The documentarian sat down with WW to discuss his eight-part, 16-hour series, which debuts Sept. 15 on OPB.

(Courtesy of Les Leverett Collection, Grand Ole Opry Archives)

Amid a packed crowd of enthusiastic Oregon Public Broadcasting supporters at Revolution Hall in late July, the nation's undisputed documentarian laureate teased his newest project, Country Music, with a hosted screening of selected segments. Because Ken Burns' distinct filmmaking style lends itself to easy parody—slow pan across still images, interview snippets that linger a beat too long, immersion in aspects of Americana that are ordinarily taken for granted (jazz, baseball, the Civil War)—it's easy to forget just how masterful his programs can be. The filmmaker has earned such rarefied trust among the public he's all but guaranteed access to living legends as well as otherwise unavailable material heretofore unseen (Country Music includes home movie footage of Johnny Cash and Elvis Presley "just goofing around in a hotel room").

However, that often-satirized Burnsian technique genuinely does provide fresh perspective on even the most familiar faces. In the eight-part, 16-hour series, which debuts Sept. 15 on OPB, Dolly Parton becomes an inspirational, young Reese Witherspoon-like heroine; Willie Nelson's cultivated stage persona fades to reveal the callow song peddler of his past; and a seemingly frail Loretta Lynn pulsates here with intellect and ambition. Though he's already working on future documentaries, Burns sat down with WW to talk about his nearly decadelong journey through undiscovered country.


WW: Did you include any musicians from our region?

Ken Burns: I'd say Loretta Lynn was the most important artist coming out of the Northwest. She moved out here following a Kentucky childhood and sang songs for her kids. There's a guy around here who said she had the prettiest voice he'd ever heard and paid for the demo that became her first hit record, which permitted her to go to Nashville.

What time period do you open with?

We start in 1923, when [talent scout and record producer] Ralph Peer records Fiddlin' John Carson in Atlanta, but we're basically racing to the big bang of Jimmie Rodgers and the Carters. Jimmie Rodgers' death ends Episode 1.

What year does the series wrap up?

Our film ends in the mid-'90s with Garth Brooks and the death of Bill Monroe, and then the coda takes us to the death of Johnny Cash in 2003. Our outro shows some contemporary stuff, but the present and recent past should be the province of journalists and critics. We're historians and we cannot make the firm judgments needed without the triangulation and perspective that comes from the passage of time.

In terms of the critical perspective, though, Garth Brooks…I mean, I know he served as kind of a watershed for what country became.

That was a huge, seismic moment. People had crossed over before, but not with such phenomenal success—the dimensions, the number of records sold—which is why we chose to end our narrative there, 20 years out from the present.

Brooks seems so far removed from the pantheon of old country music artists. Around Portland, people tend to sneer at him. Do you imagine he'll gain credibility as time goes on?

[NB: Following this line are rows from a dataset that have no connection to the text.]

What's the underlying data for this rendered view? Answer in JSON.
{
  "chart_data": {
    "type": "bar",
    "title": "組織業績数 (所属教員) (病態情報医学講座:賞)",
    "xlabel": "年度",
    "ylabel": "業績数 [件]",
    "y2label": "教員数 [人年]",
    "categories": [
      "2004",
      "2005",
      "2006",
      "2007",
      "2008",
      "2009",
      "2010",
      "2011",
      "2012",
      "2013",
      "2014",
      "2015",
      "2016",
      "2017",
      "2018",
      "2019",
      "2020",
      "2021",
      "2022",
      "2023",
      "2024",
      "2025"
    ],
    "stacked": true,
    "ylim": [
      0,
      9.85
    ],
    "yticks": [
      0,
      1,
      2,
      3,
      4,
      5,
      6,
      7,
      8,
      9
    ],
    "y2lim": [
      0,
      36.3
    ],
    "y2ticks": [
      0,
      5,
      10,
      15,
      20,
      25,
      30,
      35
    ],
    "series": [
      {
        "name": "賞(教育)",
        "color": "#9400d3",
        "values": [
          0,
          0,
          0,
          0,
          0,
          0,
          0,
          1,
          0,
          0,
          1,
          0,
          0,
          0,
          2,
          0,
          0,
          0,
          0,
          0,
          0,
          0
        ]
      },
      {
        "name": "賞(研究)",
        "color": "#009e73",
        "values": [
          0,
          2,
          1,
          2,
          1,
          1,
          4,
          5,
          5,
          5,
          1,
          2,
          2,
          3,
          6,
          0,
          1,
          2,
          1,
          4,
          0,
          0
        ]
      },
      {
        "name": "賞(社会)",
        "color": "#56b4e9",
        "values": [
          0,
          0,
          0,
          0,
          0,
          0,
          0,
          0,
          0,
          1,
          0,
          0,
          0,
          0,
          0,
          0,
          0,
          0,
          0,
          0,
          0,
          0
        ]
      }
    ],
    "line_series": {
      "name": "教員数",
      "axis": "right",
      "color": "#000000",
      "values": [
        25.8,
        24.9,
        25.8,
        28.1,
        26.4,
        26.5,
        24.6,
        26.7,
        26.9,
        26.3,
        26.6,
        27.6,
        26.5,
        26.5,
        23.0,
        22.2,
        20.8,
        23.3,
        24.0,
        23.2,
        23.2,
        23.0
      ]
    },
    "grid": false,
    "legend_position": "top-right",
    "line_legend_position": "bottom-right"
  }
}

Oh, of course. All of those hipsters still sing "Friends in Low Places" in the shower. They just don't tell anyone.

Have you always liked country music?

I love it. I can't say always. My father and grandfather sang me a variety of stuff. In the '60s, I worked in an Ann Arbor, Mich., record store and was very happy reorganizing the Merle Haggard section. I knew the music, but it wasn't my music. I'm a child of R&B and rock 'n' roll. But after [the 2001 series] Jazz, I knew the best topic for a deep dive would be country.

Spending eight years in the deep end of the pool has not disappointed me in any way, shape or form about the efficacy of this as a great project. We don't ever make films about things we know. We make films about things we wish to know about, and we don't tell people what they should know but share with them our process of discovery. From the very beginning, country music has always been lots of different things. Jimmie Rodgers and the Carter Family do not sound at all alike. It's a musical form that has no boundaries.

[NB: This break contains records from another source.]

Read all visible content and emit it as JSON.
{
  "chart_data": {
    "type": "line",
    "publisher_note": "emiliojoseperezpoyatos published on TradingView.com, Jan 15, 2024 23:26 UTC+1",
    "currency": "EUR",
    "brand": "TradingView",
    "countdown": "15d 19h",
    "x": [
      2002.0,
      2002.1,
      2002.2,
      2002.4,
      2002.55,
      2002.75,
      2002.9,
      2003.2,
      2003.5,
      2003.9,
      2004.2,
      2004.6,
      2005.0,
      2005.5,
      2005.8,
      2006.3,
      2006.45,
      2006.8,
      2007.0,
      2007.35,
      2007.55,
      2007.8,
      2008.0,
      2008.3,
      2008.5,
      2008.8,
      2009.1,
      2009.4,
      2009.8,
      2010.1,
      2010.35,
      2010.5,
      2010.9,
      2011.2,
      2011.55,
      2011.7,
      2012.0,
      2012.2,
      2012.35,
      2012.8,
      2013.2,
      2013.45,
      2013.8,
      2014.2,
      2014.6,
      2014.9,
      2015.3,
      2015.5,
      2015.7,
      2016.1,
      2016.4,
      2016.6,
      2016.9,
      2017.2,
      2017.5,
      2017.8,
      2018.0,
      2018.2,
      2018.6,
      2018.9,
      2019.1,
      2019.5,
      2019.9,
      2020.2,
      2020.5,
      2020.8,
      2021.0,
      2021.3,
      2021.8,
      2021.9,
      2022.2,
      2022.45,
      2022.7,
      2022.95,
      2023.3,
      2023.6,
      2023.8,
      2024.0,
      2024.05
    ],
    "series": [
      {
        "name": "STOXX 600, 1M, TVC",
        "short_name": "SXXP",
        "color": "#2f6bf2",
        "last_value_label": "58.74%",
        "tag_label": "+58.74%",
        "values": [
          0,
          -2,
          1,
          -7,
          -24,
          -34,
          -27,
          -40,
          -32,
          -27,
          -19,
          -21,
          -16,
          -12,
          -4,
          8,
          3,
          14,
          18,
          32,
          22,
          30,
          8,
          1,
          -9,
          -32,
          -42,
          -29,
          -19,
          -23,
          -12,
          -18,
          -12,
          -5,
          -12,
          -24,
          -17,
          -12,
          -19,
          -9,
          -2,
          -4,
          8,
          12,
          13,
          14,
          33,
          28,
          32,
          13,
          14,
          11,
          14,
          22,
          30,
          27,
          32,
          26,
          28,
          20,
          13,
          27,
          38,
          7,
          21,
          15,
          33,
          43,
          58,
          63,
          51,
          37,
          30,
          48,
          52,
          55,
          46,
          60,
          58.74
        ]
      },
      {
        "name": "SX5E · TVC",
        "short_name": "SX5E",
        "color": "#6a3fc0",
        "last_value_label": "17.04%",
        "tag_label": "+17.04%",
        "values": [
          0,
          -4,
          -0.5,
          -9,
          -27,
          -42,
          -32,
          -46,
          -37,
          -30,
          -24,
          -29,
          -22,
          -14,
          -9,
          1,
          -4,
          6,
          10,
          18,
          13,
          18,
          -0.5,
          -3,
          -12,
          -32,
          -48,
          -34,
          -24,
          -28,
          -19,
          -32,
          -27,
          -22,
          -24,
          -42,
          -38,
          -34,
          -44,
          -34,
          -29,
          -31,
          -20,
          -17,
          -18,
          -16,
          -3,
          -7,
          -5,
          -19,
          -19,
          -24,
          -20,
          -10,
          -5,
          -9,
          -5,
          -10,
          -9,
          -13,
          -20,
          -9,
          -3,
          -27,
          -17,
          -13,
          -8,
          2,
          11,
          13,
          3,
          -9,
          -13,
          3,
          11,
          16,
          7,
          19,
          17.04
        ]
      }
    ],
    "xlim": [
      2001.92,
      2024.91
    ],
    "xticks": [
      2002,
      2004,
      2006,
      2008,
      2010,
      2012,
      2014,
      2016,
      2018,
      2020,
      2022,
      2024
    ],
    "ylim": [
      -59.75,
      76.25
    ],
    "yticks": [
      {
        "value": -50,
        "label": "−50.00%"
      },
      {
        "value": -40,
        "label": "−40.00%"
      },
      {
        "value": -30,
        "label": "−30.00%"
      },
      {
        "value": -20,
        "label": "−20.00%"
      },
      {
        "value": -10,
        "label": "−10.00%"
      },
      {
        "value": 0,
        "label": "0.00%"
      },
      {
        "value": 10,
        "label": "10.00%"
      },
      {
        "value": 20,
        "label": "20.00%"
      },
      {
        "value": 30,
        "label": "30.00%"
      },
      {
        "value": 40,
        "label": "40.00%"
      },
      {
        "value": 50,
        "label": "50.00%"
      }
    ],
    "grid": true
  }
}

There have to be some, though? You worked at a record store. Things get shelved in one category or another.

Well, why? Commerce and convenience. As information grows, segregating things may be helpful for our own sensibilities on a very superficial level, but at the end of the day, the records we buy in the R&B bin and the country bin and the classical bin might rearrange our molecules, like all good art should do.

SEE IT: Country Music begins airing at 8 pm Sunday, Sept. 15, on OPB.